2 companies have curbed activities to ensure worker safety
(Reuters) — The wildfire that raged unchecked on Wednesday in the city of Fort McMurray in the heart of the Canadian oil sands region has threatened oil company operations nearby.
While oil sands facilities are not in the fire's path, at least two companies have curbed activities to allow workers and others to get to safety. It was unclear what percentage of production had been affected by the fire.
Following is a list of what companies have said about nearby operations.
- Suncor Energy, whose oil sands operations are closest to the city, said its main plant 25 km (16 miles) to the north was safe, but it was reducing crude production in the region to allow employees and families to get to safety.

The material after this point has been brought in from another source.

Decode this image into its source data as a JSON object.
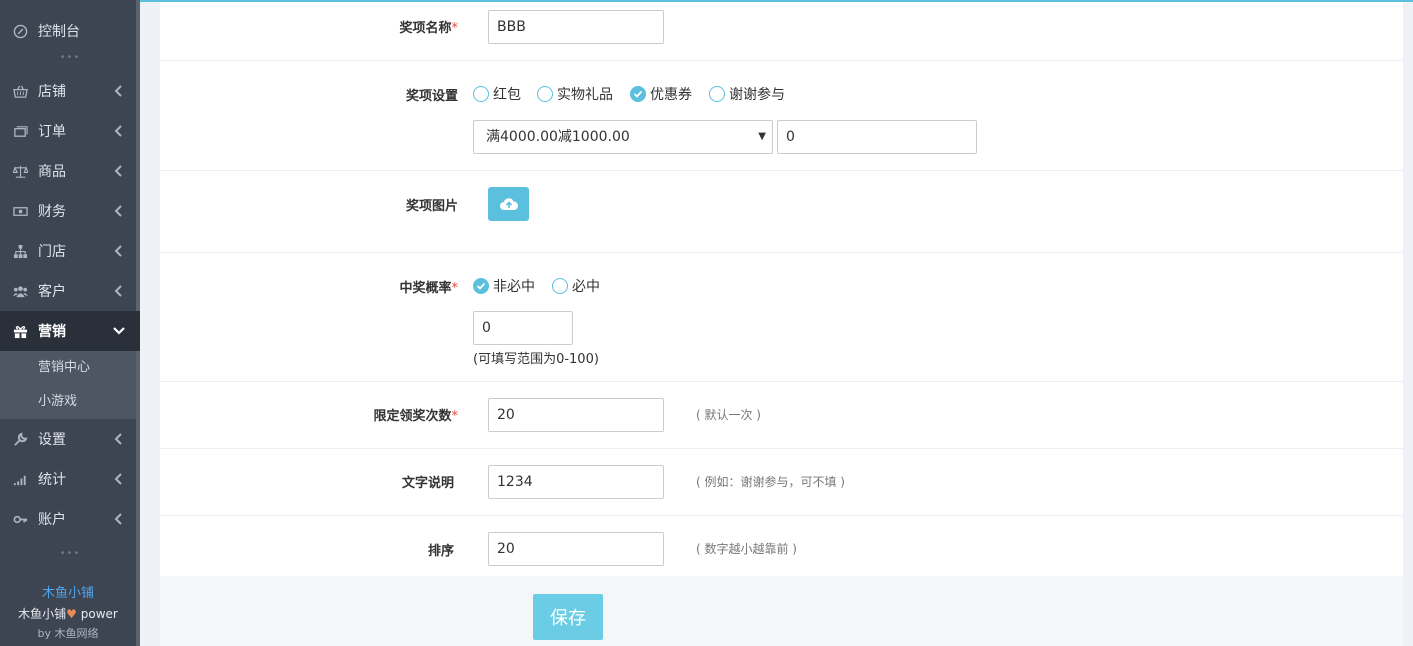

- Royal Dutch Shell CFO Simon Henry told reporters on a conference call that one of the company's oil sands mines was closed, and another was in the process of closing down.
- Canadian Natural Resources said it was working to ensure that any affected CNRL workers and their families could use its camps.
- Representatives of Syncrude, owned by a consortium of companies, CNOOC subsidiary Nexen Energy and pipeline company Enbridge all said their operations were unaffected.
- Athabasca Oil, which operates a thermal plant south of the city, where the fire was located, said it has not been affected by the wildfire.
- A Cenovus spokesman said its oil sands operations are not affected by the fires, and output remained steady.
- Imperial's Kearl operation, located about 70 km north of Fort McMurray, is not seeing any direct impact "at this time," said a spokeswoman for the company, a subsidiary of Exxon Mobil. "We continue to monitor the situation closely," she said.